Yeah, we can definitely do that!

e-backmark-ericsson commented 1 year ago

Notes from today's meeting.

AllEvents ruleset is used @domis322 uses dedicated Docker images for each version, while @z-sztrom uses the same image but replaces the war file

Actions:

e-backmark-ericsson commented 1 year ago

This is the Dockerfile that has been used to create the latest EI images that are pushed to DockerHub: https://github.com/eiffel-community/eiffel-intelligence/blob/master/src/main/docker/Dockerfile That image is based on Tomcat. Earlier the Docker image was built with a Java image as base image: https://github.com/eiffel-community/eiffel-intelligence/commit/7954f76fdc2d10b9f9386e262af52a30f03c0b6f

EI Backend image 2.0.1 has Tomcat in it: https://hub.docker.com/layers/eiffelericsson/eiffel-intelligence-backend/2.0.1/images/sha256-cc4121c070776d5901079cda9b2e9fa557430caed33c346050a7196753a12dec?context=explore and up until 0.0.18 it was based on Java: https://hub.docker.com/layers/eiffelericsson/eiffel-intelligence-backend/0.0.18/images/sha256-8af6c773e708f3fd85686cda1e29e9a311827912296dfbc2b96ba2748483810a?context=explore

tobiasake commented 1 year ago

Just one input if someone want to test with same code as in earlier versions in the newer version, someone could tryout add back the unlimited threading in the subscriptionHandler code and run test if that solves the performance issue, the code that need to be resotred can be found in this commit diff: https://github.com/eiffel-community/eiffel-intelligence/commit/0937cc28f728e40e8acd374022e9ccb658c33d8a#diff-67101393a8229c6b8e5741ec64e1254bc2ca652f9262a805c5148d37cbc50c54

Check also the Thread pool size properties values that was use in previous Eiffel-Intelligence versions.

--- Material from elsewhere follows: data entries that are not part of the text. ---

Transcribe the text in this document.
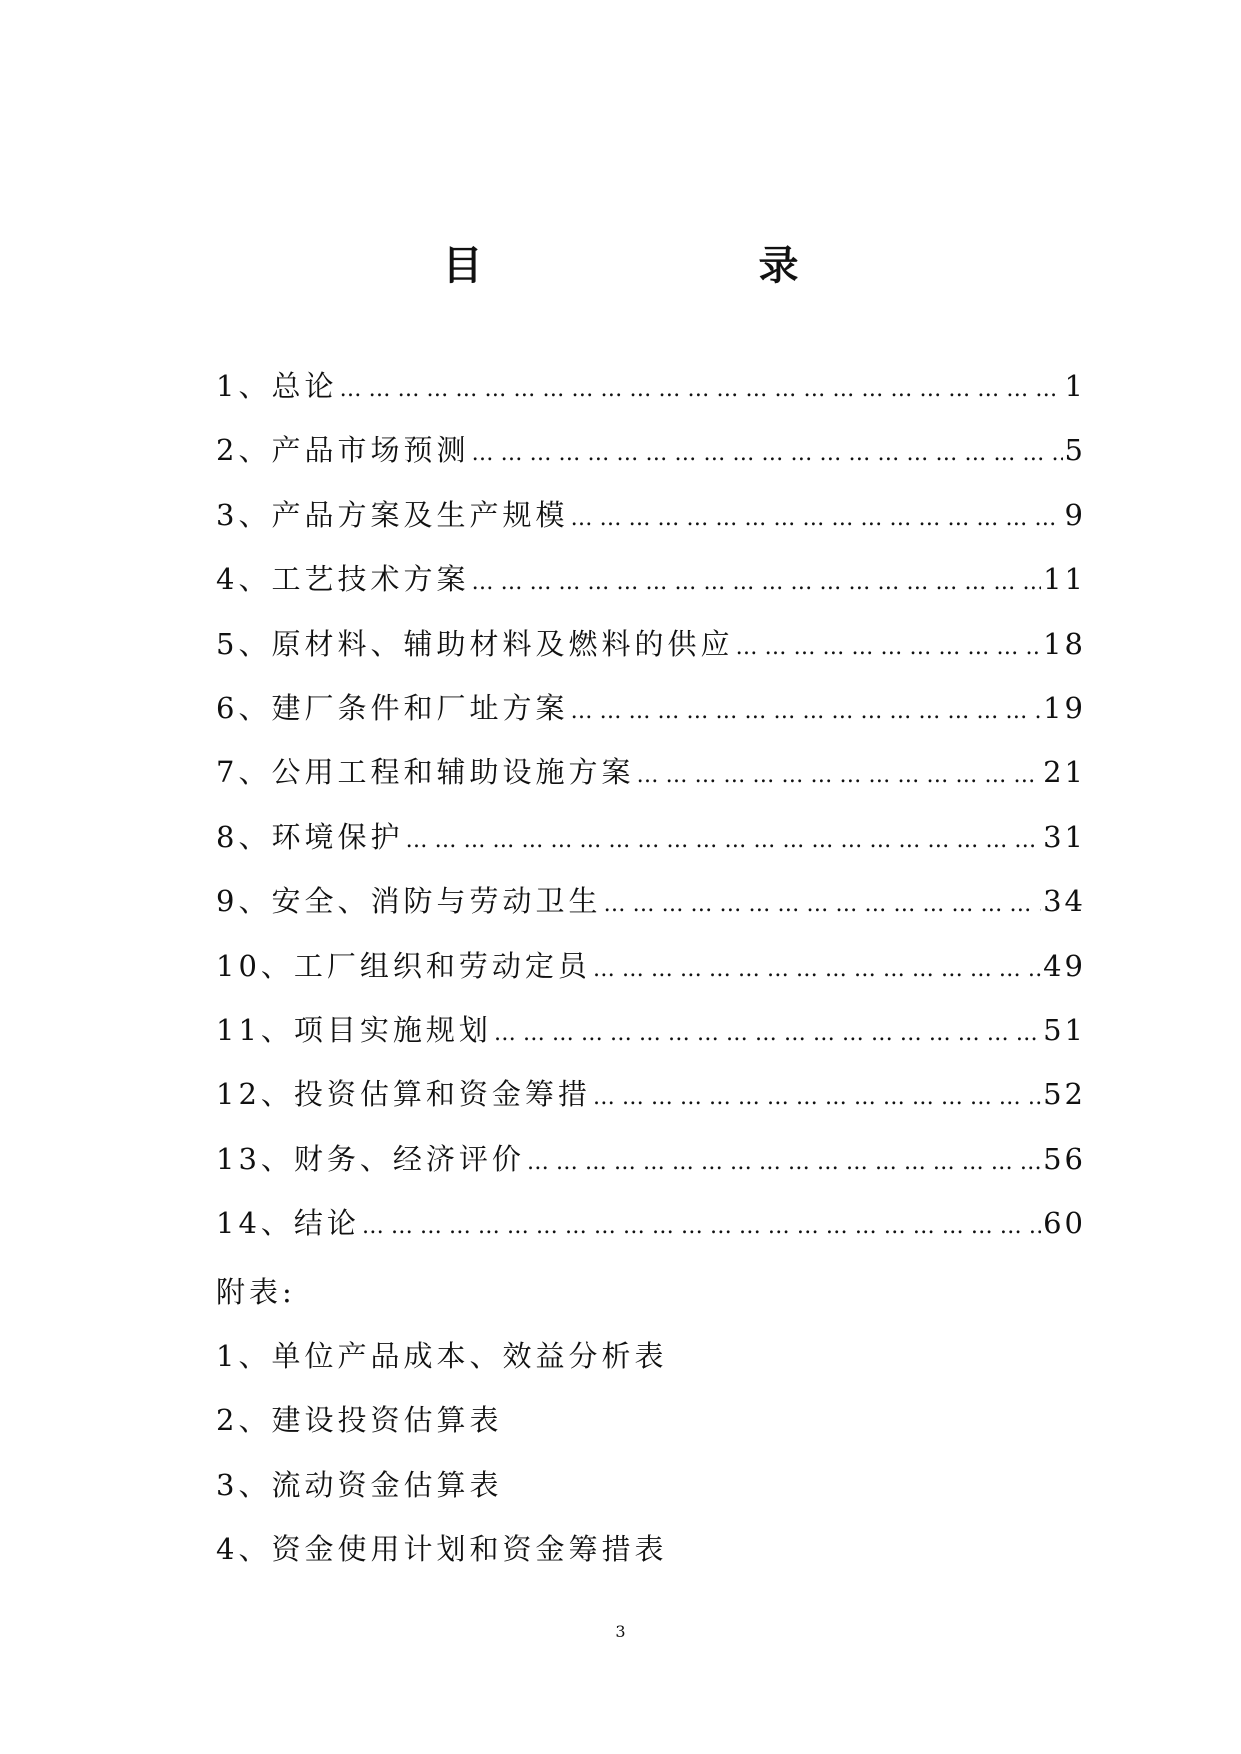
目　录
1、总论 … … … … … … … … … … … … … … … … … … … … … … … … … … … … … … … … … … … … … … … … … … … … … … … … … … … … … …	1
2、产品市场预测 … … … … … … … … … … … … … … … … … … … … … … … … … … … … … … … … … … … … … … … … … … … … … … … … … … … … … …	5
3、产品方案及生产规模 … … … … … … … … … … … … … … … … … … … … … … … … … … … … … … … … … … … … … … … … … … … … … … … … … … … … … …	9
4、工艺技术方案 … … … … … … … … … … … … … … … … … … … … … … … … … … … … … … … … … … … … … … … … … … … … … … … … … … … … … …	11
5、原材料、辅助材料及燃料的供应 … … … … … … … … … … … … … … … … … … … … … … … … … … … … … … … … … … … … … … … … … … … … … … … … … … … … … …	18
6、建厂条件和厂址方案 … … … … … … … … … … … … … … … … … … … … … … … … … … … … … … … … … … … … … … … … … … … … … … … … … … … … … …	19
7、公用工程和辅助设施方案 … … … … … … … … … … … … … … … … … … … … … … … … … … … … … … … … … … … … … … … … … … … … … … … … … … … … … …	21
8、环境保护 … … … … … … … … … … … … … … … … … … … … … … … … … … … … … … … … … … … … … … … … … … … … … … … … … … … … … …	31
9、安全、消防与劳动卫生 … … … … … … … … … … … … … … … … … … … … … … … … … … … … … … … … … … … … … … … … … … … … … … … … … … … … … …	34
10、工厂组织和劳动定员 … … … … … … … … … … … … … … … … … … … … … … … … … … … … … … … … … … … … … … … … … … … … … … … … … … … … … …	49
11、项目实施规划 … … … … … … … … … … … … … … … … … … … … … … … … … … … … … … … … … … … … … … … … … … … … … … … … … … … … … …	51
12、投资估算和资金筹措 … … … … … … … … … … … … … … … … … … … … … … … … … … … … … … … … … … … … … … … … … … … … … … … … … … … … … …	52
13、财务、经济评价 … … … … … … … … … … … … … … … … … … … … … … … … … … … … … … … … … … … … … … … … … … … … … … … … … … … … … …	56
14、结论 … … … … … … … … … … … … … … … … … … … … … … … … … … … … … … … … … … … … … … … … … … … … … … … … … … … … … …	60

附表:

1、单位产品成本、效益分析表
2、建设投资估算表
3、流动资金估算表
4、资金使用计划和资金筹措表
3
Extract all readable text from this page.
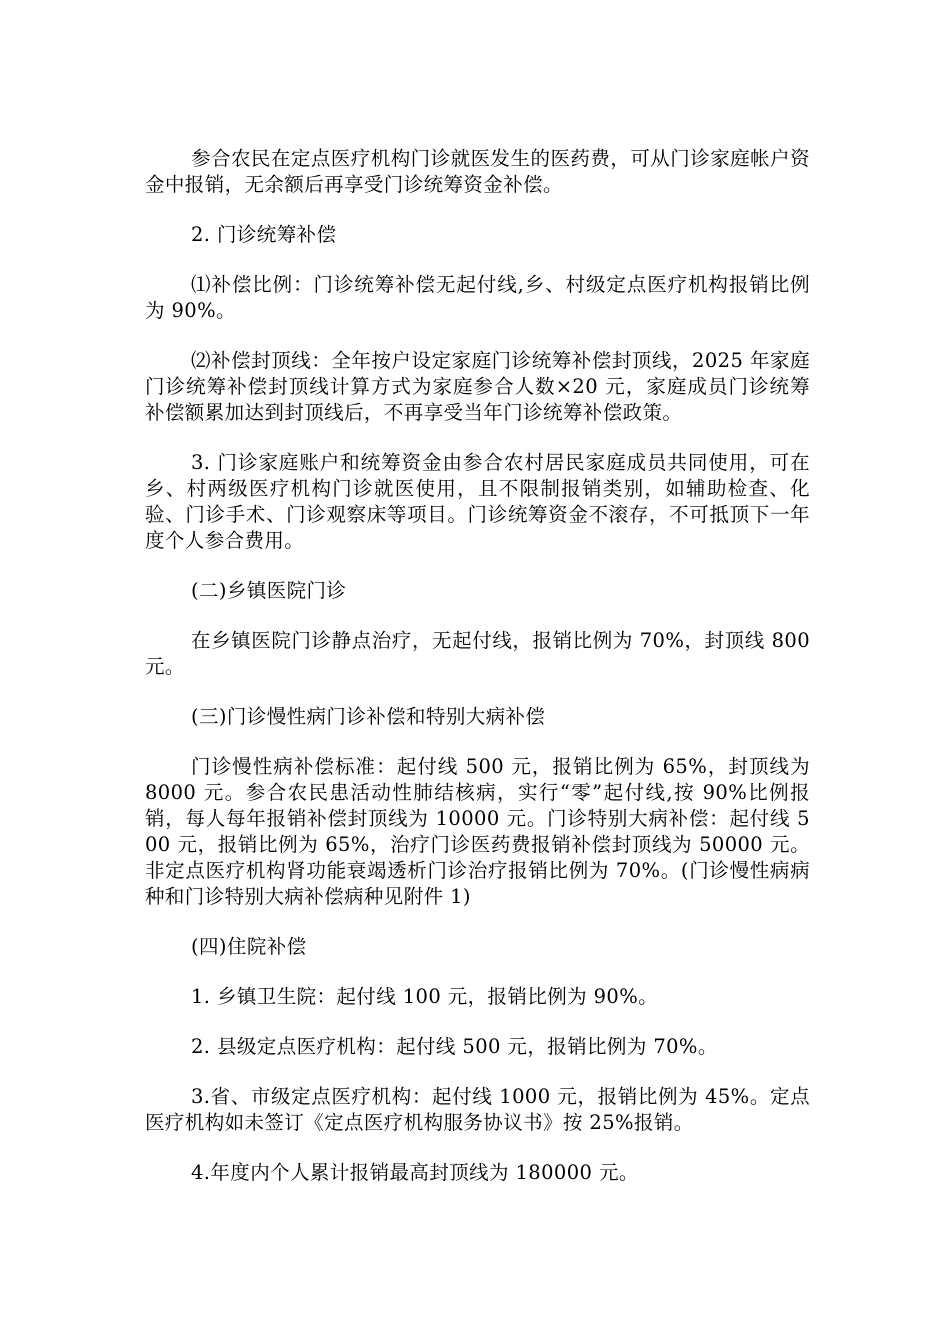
参合农民在定点医疗机构门诊就医发生的医药费，可从门诊家庭帐户资金中报销，无余额后再享受门诊统筹资金补偿。

2. 门诊统筹补偿

⑴补偿比例：门诊统筹补偿无起付线,乡、村级定点医疗机构报销比例为 90%。

⑵补偿封顶线：全年按户设定家庭门诊统筹补偿封顶线，2025 年家庭门诊统筹补偿封顶线计算方式为家庭参合人数×20 元，家庭成员门诊统筹补偿额累加达到封顶线后，不再享受当年门诊统筹补偿政策。

3. 门诊家庭账户和统筹资金由参合农村居民家庭成员共同使用，可在乡、村两级医疗机构门诊就医使用，且不限制报销类别，如辅助检查、化验、门诊手术、门诊观察床等项目。门诊统筹资金不滚存，不可抵顶下一年度个人参合费用。

(二)乡镇医院门诊

在乡镇医院门诊静点治疗，无起付线，报销比例为 70%，封顶线 800 元。

(三)门诊慢性病门诊补偿和特别大病补偿

门诊慢性病补偿标准：起付线 500 元，报销比例为 65%，封顶线为 8000 元。参合农民患活动性肺结核病，实行“零”起付线,按 90%比例报销，每人每年报销补偿封顶线为 10000 元。门诊特别大病补偿：起付线 500 元，报销比例为 65%，治疗门诊医药费报销补偿封顶线为 50000 元。非定点医疗机构肾功能衰竭透析门诊治疗报销比例为 70%。(门诊慢性病病种和门诊特别大病补偿病种见附件 1)

(四)住院补偿

1. 乡镇卫生院：起付线 100 元，报销比例为 90%。

2. 县级定点医疗机构：起付线 500 元，报销比例为 70%。

3.省、市级定点医疗机构：起付线 1000 元，报销比例为 45%。定点医疗机构如未签订《定点医疗机构服务协议书》按 25%报销。

4.年度内个人累计报销最高封顶线为 180000 元。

But increasing the thread core pool and queue size properties should result in same behavior almost, I think. According to the java docs, setting the thread queue size property to zero will result in a unlimited threadpool queue, so that could be tested as well.

Just some more ideas that can be tested, but what I wrote here maybe have been tested already?

domis322 commented 1 year ago

Hi,

So I tried building the images myself on both versions and running them. I tried running the existing image and tried running an image after injecting it with a war from a new version. In all cases the newer version seems to have worse performance.

@tobiasake I tried the values from the mentioned commit. both before the change and after, they both seem to have similar performance in this case (so not that good). I tried increasing the values to over 10 000 which does seem to be spawning more threads (PIDS in picture bellow). But it doesnt help to consume the events faster.

image

setting thread queue size to zero did not help either.

I think there might be a bottleneck outside the multithreaded part. maybe because in the new verseion getAllDocuments() is called on the main thread?

image
z-sztrom commented 3 months ago

@domis322, please, provide your test results when using completely empty mongoDB.

domis322 commented 3 months ago

I recently tried out running both versions connected to a completely empty MongoDB. This seems to have fixed the issue completely. Both of the versions now have the same performance. I couldn't figure exactly what in the database caused the performance issues for the newer version but it has now been running smoothly for over a month. I think the issue can therefore be closed.

e-backmark-ericsson commented 3 months ago

Thanks! Closing the issue.